Featured image of post Understanding Graph-Based AI Agents: From Concept to Code

Understanding Graph-Based AI Agents: From Concept to Code

How graph-based approaches make AI agent workflows more manageable, resumable, and understandable - explained with kitchen analogies and practical PydanticAI examples

Why Our AI Agents Need Better Workflow Management

Imagine you’re cooking a complex meal in your kitchen. Each dish requires multiple steps, some need to be monitored continuously, while others can run in parallel. Now imagine trying to coordinate all this while constantly getting interrupted by your doorbell, your phone, and your cat demanding attention.

This is the challenge modern AI agent developers face. As AI agents grow more capable, we’re asking them to handle increasingly complex workflows: researching topics across multiple sources, engaging in multi-turn dialogues, managing tool usage, and persisting state across interruptions.

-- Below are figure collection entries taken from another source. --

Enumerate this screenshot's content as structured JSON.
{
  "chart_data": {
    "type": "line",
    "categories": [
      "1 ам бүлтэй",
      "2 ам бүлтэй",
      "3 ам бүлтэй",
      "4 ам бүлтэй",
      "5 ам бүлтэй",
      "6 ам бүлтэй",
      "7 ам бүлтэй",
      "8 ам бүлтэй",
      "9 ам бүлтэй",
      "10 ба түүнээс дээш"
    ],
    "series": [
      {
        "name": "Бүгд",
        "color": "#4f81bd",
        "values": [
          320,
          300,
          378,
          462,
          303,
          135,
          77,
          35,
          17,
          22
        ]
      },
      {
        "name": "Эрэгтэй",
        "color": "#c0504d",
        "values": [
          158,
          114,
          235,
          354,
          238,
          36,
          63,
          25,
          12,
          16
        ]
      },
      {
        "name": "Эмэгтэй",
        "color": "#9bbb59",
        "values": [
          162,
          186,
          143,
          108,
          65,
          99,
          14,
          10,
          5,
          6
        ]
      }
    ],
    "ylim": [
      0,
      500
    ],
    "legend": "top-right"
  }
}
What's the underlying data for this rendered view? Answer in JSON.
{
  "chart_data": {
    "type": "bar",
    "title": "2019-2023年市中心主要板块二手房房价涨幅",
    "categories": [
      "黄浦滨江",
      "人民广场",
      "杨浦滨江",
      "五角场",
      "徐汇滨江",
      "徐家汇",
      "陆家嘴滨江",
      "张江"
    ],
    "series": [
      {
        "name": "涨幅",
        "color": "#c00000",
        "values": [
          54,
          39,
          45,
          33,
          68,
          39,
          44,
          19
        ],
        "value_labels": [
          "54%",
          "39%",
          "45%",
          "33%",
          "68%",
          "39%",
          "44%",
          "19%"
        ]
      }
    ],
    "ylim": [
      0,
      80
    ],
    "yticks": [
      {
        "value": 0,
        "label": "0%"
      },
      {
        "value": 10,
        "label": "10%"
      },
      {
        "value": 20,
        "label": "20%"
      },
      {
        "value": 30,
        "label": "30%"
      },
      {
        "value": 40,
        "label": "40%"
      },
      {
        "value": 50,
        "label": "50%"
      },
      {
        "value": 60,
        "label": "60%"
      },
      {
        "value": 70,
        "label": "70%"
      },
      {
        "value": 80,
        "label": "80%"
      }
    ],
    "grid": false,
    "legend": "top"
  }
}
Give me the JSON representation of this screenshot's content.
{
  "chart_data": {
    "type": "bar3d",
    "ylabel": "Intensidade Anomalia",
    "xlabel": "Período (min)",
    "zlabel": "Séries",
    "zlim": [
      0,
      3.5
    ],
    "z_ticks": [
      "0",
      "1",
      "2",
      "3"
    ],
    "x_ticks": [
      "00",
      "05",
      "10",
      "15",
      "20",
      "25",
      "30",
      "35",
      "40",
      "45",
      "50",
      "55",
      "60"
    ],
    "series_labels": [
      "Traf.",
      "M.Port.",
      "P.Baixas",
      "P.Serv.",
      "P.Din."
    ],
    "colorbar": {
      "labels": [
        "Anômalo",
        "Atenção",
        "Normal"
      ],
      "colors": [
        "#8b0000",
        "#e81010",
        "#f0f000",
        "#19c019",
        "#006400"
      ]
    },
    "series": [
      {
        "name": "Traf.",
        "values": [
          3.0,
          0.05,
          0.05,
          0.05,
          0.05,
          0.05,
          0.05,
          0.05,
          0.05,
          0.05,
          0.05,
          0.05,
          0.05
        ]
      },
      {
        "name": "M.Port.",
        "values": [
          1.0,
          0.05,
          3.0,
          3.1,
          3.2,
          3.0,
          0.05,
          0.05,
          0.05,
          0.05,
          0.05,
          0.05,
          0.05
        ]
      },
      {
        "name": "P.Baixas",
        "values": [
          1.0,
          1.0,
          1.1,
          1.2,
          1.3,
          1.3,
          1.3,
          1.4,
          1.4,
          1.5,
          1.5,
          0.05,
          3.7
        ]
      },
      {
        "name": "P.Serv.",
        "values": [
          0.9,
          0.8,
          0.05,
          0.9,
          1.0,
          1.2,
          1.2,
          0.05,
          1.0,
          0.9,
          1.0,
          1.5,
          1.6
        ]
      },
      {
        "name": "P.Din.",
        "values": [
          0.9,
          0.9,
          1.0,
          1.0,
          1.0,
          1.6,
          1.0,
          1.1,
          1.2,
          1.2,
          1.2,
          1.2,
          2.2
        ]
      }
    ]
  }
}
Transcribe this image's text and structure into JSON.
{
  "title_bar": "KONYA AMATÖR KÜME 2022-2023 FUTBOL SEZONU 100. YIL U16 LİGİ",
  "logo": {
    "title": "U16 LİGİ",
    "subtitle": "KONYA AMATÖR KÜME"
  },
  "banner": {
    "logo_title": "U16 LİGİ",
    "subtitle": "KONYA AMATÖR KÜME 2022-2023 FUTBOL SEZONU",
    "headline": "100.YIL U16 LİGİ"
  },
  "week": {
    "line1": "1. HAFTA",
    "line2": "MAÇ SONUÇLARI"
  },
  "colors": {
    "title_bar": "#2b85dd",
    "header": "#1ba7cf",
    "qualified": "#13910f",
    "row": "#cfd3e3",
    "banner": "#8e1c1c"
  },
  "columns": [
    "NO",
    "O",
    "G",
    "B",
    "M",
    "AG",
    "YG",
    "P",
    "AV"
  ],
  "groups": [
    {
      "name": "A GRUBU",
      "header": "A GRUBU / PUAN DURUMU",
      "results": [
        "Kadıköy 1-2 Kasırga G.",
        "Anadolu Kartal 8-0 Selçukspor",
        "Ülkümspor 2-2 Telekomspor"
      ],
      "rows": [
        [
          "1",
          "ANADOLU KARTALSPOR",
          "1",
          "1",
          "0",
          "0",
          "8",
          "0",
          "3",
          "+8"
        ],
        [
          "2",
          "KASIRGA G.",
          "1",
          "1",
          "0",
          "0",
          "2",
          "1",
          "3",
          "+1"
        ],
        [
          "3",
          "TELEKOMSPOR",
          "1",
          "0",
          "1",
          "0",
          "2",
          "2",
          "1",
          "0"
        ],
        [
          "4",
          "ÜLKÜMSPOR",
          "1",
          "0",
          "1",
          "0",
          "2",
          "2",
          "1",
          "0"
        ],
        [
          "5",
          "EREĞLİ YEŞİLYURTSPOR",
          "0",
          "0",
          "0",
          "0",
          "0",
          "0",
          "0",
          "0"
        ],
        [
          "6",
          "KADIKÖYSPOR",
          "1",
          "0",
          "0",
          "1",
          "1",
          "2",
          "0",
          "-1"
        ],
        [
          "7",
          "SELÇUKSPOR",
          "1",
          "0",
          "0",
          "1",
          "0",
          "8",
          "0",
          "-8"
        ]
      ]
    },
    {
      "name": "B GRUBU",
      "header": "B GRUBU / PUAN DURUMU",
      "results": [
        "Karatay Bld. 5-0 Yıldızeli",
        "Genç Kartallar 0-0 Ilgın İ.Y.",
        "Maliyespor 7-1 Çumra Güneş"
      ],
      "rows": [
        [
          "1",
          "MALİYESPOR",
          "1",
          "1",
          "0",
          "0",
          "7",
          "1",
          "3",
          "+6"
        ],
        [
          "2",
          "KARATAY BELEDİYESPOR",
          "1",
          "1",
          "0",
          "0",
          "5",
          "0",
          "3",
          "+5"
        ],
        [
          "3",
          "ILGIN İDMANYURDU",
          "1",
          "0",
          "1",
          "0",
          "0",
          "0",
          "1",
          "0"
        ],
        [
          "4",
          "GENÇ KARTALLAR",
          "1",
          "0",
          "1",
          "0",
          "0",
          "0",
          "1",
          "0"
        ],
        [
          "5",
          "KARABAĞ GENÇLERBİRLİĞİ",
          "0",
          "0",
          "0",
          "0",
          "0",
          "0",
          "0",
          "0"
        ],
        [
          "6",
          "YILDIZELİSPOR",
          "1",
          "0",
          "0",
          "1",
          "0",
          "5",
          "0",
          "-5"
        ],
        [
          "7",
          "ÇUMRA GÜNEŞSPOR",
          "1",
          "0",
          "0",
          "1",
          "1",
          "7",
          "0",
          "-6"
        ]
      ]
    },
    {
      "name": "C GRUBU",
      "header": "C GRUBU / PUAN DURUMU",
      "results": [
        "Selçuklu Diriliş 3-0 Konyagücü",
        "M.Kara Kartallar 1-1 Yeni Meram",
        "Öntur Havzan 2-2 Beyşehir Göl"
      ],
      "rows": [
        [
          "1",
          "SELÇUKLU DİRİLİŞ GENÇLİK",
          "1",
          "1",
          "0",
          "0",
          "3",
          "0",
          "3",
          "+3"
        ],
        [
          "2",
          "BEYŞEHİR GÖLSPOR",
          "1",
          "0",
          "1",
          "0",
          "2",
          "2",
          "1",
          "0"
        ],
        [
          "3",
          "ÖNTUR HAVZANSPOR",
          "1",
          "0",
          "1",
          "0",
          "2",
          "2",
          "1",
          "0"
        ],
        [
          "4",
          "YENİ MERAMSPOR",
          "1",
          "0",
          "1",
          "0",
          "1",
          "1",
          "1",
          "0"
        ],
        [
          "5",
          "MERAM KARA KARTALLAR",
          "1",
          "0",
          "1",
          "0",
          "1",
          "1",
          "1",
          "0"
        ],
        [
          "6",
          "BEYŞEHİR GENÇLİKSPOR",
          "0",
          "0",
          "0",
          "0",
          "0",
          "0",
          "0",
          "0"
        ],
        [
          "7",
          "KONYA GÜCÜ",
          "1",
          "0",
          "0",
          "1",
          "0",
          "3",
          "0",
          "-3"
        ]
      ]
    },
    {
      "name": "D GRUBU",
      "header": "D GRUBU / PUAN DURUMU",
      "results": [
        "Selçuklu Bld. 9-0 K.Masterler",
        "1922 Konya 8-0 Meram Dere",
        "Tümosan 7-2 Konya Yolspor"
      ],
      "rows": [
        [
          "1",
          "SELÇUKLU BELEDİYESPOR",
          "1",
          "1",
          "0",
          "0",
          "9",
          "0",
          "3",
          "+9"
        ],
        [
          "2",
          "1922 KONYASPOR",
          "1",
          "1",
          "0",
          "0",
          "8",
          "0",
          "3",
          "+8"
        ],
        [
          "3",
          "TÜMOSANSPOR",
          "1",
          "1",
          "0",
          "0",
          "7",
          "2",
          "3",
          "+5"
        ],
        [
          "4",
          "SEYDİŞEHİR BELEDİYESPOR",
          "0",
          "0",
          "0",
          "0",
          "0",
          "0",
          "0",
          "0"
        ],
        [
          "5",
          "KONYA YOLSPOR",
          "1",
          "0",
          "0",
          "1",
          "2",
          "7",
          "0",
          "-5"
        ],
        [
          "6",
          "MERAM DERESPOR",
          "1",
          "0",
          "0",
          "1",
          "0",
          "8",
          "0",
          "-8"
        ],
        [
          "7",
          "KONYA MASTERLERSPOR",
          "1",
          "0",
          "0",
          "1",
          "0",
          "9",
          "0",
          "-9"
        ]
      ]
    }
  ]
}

The traditional approach—writing long, complex functions with nested conditionals—quickly becomes unwieldy. It’s like trying to run that busy kitchen with a single chef doing everything sequentially.

Enter the Graph-Based Approach

A graph-based approach to agent workflows is like having a well-organized kitchen with a head chef (the orchestrator) coordinating specialized station chefs (the nodes). Each chef knows their specific task and who to pass the dish to next.

But why is this approach particularly valuable for AI agents?

The Problem with Traditional Approaches

Let’s say you’re building an AI research assistant that needs to:

  1. Understand a user’s query
  2. Search for relevant information
  3. Synthesize findings
  4. Generate a report
  5. Handle user follow-up questions

Using traditional programming approaches, you might end up with something like:

 1
 2
 3
 4
 5
 6
 7
 8
 9
10
11
12
13
14
15
16
17
18
19
20
def research_assistant(query):
    # Parse the query
    parsed_query = parse_query(query)
    
    # Search for information
    results = search_for_info(parsed_query)
    
    # Synthesize findings
    synthesis = synthesize_findings(results)
    
    # Generate report
    report = generate_report(synthesis)
    
    # Return result
    return report

# And then a separate function for follow-ups...
def handle_followup(original_query, report, followup_question):
    # More complex logic...
    pass

This approach breaks down when:

  • The process takes longer than a single request/response cycle
  • Users want to interrupt and modify the workflow
  • You need to pick up where you left off after a system failure
  • You want to visualize and understand the complex flow

The Kitchen Brigade System for AI Workflows

In professional kitchens, they use the “brigade system” where each chef has a specialized role. Communication is structured, and there’s a clear chain of command. This allows for complex meal preparation to happen reliably and efficiently.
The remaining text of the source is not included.